The base of the crisis is a mechanistic rather than ecological worldview. This mechanistic worldview is based on outdated science that assumed the universe to be a large machine. In a machine there is an inside and an outside. The health of the inside is important for the machine, the outside not. In an ecological view everything is interconnected, there is no clear separation in the future of self and other. All parts influence the health of other parts. To retain health sensitivity and democracy are inherent. The sense of separation from other that keeps the mechanistic worldview dominant is duality. Being cut off from spiritual traditions due to a mechanistic view of science people need access to inter-spirituality to reconnect with the human traditions and tools around connectedness, inner discovery, and compassion. Many books on modern physics and biology deal with the system view implications. "The coming interspiritual age" deals with the need to connect spiritual traditions and science.
At the bottom for the dynamic is an individual a sense of disconnectedness leads to a dependency on spending and having rather than connecting. The connecting has become too painful and dealing with it unpopular in our culture. Joanna Macy deals with this in Active Hope.
This affluenza and disconnection is worsened by a market that floods one with advertisements aimed at creating needs and a sense of dissatisfaction with that one has.

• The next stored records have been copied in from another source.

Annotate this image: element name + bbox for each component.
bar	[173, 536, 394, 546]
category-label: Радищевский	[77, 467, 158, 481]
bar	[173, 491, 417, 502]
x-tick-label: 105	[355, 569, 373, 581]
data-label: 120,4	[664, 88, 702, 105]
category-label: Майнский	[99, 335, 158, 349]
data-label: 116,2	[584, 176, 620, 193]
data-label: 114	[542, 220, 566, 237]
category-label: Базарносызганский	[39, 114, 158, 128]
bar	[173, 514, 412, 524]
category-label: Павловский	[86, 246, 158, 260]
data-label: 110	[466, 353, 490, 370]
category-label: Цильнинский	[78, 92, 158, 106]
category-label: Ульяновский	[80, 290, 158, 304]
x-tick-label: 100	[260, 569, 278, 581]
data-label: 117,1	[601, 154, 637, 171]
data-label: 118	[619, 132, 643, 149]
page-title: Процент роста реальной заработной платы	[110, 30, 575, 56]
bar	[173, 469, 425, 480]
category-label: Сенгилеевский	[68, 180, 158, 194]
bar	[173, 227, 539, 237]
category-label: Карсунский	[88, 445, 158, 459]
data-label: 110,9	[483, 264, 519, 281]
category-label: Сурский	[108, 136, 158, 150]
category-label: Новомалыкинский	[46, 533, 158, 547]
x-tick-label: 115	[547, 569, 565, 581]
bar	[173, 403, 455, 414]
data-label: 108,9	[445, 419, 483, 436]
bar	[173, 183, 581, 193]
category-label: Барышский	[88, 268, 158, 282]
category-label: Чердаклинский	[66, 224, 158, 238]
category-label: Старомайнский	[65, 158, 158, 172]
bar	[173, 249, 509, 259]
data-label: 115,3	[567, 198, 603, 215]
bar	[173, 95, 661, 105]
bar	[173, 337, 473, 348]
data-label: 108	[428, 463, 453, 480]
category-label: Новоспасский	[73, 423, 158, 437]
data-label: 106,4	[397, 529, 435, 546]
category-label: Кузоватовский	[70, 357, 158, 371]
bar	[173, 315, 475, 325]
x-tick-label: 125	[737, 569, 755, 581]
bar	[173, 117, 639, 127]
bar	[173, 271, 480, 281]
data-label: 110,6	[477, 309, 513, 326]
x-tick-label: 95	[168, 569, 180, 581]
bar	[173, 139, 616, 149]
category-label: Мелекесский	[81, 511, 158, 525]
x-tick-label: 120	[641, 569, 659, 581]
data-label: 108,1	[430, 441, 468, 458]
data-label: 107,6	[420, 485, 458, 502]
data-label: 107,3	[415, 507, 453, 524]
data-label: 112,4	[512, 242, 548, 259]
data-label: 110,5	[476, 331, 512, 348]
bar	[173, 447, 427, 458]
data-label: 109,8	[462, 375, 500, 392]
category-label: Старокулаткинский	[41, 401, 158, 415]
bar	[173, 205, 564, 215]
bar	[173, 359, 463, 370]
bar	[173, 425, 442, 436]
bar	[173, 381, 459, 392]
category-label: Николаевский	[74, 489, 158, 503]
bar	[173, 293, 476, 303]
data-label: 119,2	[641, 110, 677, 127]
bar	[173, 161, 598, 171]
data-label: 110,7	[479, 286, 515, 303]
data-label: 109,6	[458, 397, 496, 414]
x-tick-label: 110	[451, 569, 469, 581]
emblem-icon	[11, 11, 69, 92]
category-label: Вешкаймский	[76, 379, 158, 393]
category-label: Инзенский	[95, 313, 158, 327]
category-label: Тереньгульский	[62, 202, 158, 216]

National economies are structured around maximising GDP which means maximising consumption and financial capital movement. This is at the cost of local economies. These same local economies are needed for balanced happiness as well as for sustainability.
Generally institutions focus on maximising consumption rather than sustaining life support systems. David Korten covers this well.
Power and wealth is confused in this worldview. In striving for wealth only power is striven for in the form of money and monopoly.
Those at the head of large banks and corporations tend to be there because they exemplify this approach. They have few scruples about enforcing this approach onto everyone through wars and disaster capitalism. Naomi Klein and David Estulin documented this.
Power has become so centralized that we need this understanding to be widespread and include many of those in power. Progress of all of these levels are needed to show them and all that another way is possible.